The right to self-determination is indisputably a norm of jus cogens [compelling law]. Jus cogens norms are the highest rules of international law and they must be strictly obeyed at all times. Both the International Court of Justice and the Inter-American Commission on Human Rights of the Organization of American States have ruled on cases in a way that supports the view that the principle of self-determination also has the legal status of erga omnes. The term "erga omnes" means "flowing to all." Accordingly, ergas omnes obligations of a State are owed to the international community as a whole: when a principle achieves the status of erga omnes the rest of the international community is under a mandatory duty to respect it in all circumstances in their relations with each other.

In summary Scotland only 'offically' became part of the United Kingdom of Great Britain following the enactment of the Union with England Act of 1707,  just over 303 years ago.
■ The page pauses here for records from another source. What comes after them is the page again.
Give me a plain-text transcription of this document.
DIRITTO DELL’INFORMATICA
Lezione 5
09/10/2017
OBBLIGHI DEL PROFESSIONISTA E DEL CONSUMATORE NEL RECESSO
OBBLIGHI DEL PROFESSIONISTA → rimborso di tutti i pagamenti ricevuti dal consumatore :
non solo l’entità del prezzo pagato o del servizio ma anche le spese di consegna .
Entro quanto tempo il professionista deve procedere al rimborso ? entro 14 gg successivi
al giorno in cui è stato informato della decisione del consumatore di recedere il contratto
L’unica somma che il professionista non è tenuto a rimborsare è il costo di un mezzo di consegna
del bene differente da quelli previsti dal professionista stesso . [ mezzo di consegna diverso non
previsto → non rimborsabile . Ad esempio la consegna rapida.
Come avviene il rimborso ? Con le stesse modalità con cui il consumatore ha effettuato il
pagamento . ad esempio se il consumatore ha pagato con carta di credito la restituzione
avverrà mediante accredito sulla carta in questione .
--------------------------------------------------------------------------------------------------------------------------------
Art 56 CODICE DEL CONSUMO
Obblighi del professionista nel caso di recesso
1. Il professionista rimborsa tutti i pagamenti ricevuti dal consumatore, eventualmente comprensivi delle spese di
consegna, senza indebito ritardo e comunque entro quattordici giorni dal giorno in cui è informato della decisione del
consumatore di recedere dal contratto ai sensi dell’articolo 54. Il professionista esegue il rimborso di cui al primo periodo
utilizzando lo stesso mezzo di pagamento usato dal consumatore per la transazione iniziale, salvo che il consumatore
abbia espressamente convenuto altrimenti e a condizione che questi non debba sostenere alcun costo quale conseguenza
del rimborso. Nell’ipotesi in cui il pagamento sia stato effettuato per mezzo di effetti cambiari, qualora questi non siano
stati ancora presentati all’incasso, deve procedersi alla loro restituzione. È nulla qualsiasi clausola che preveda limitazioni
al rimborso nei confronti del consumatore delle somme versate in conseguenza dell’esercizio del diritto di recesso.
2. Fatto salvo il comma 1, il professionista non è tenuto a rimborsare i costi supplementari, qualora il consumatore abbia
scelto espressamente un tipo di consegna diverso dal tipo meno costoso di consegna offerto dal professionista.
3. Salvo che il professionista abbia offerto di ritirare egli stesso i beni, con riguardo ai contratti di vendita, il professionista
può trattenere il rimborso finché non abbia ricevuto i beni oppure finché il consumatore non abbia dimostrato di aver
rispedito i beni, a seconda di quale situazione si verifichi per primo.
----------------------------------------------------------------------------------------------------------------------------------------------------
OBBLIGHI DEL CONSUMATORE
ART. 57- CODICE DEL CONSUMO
Even then Scotland still retained certain powers for its own, such as i.e religion and the law.

Scotland having "a history of independence or self-rule in an identifiable territory, a distinct culture, and a will and capability to regain self-governance" do have the right to self-determination. The right to self-determination does not dictate the outcome, it's not independence or nothing. They would be entirely within their rights in example to decide to remain within the union but have greater powers devolved to them, the so called devo-max option, or what I think the Conservatives call localism.

Scotland you could say has compelling law on its side for the holding of a referendum on self-determination, a fact further supported by the mandate that the SNP gained at the last elections for Scottish Parliament. The attempt by the UK government to force onto the Scottish people a referendum on it's own terms could be said to be interference by an 'outside body' on the basic civil and political rights of the Scottish people.

I suspect this may be a rather strong trump card in the hands of Alex Salmond, First Minister of the Scottish Parliament and Leader of the SNP.

1 comment:

mairede thomas said...

I think it is clear that articles 1, 2 and 3 can be applied to Anglesey in respect of a number of matters under discussion just now eg. removal of due election; installation of autocratic governance; decisions being made about wind turbine development that do not comply with international law etc etc.